Rumo a Cachoeira Rabo de Cavalo


O próprio
Rio Preto

Cachoeira do Tabuleiro

Cachoeira Rabo de Cavalo

Não é um cavalo...é uma mula. O Brasil foi feito no casco deste animal.

Até aí 4 km de pura subida, olha a seta...mais subida.

Um arranjo de flores!




Uma raridade, àgua pura e cristalina !!!

Leito do rio que forma a cachoeira do Tabuleiro, parte de cima.

Caminhada pesada a parte de cima da cachoeira.

Parte alta da cachoeira do Tabuleiro


Cachoeira Congonhas

Cachoeira do Tabuleiro
A estadia em Tabuleiro foi no www.tabuleiroecohostel.com.br e apesar das opções de hospedagem serem poucas, a qualidade do hostel é muito boa, com área para camping além de suítes muito confortáveis e aconchegantes. Para almoço recomendamos o Rupestre que além da boa e simples comida mineira, os PF`s são feitos com um toque de bom gosto, decoração a parte.

Três dias de Tabuleiro nos renderam lembranças para toda a vida, uma região que vale a pena voltar, principalmente pela travessia Lapinha-Tabuleiro, uma das travessias mais bonitas do Brasil.

Quarta feira de cinzas. Acordamos de madrugada rumo a Tiradentes, pois não gostaríamos de pegar o fluxo das pessoas chegando a BH. A região da Serra do Cipó é a primeira parada pra que vem de BH e em feriados fica abarrotada de pessoas. Como iríamos passar por lá, acordamos o galo para cantar.
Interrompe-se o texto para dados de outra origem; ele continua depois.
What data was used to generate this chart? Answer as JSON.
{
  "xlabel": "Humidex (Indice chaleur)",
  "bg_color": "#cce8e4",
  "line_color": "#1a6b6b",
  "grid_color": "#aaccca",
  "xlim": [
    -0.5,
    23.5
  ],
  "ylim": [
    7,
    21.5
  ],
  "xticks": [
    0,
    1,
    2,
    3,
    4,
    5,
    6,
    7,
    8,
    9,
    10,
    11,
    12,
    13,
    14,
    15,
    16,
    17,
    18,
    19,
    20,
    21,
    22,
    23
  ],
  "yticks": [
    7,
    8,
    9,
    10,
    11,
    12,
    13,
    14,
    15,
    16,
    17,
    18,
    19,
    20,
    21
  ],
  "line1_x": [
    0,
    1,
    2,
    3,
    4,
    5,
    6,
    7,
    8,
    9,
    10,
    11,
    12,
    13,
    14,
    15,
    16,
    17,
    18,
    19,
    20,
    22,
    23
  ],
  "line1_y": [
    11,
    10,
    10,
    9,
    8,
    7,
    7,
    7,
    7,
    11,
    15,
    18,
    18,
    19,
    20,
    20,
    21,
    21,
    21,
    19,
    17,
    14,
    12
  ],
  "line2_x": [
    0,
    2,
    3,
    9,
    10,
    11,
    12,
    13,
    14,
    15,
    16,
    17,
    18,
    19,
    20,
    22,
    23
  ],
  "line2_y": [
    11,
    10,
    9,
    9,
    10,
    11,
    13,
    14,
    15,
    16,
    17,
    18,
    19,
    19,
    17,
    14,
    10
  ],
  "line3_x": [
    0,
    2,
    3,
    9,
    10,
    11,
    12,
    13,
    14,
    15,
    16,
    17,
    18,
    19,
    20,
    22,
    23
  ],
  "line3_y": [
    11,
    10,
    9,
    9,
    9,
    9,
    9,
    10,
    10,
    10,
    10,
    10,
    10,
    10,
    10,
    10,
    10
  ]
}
Descemos a Serra do Cipó, mais ao sul de onde estávamos logo pela manhã, passando por BH, sem problemas de congestionamentos.

 Parada obrigatória em Congonhas para ver as obras de Antônio Francisco Lisboa, mais conhecido como Aleijadinho e logo que paramos a moto, nos aborda um guia para nos contar a história das obras, no momento não aceitei a idéia de ser “guiado”, mas Mile comentou que poderia ser interessante. E foi. Para nós e para o guia.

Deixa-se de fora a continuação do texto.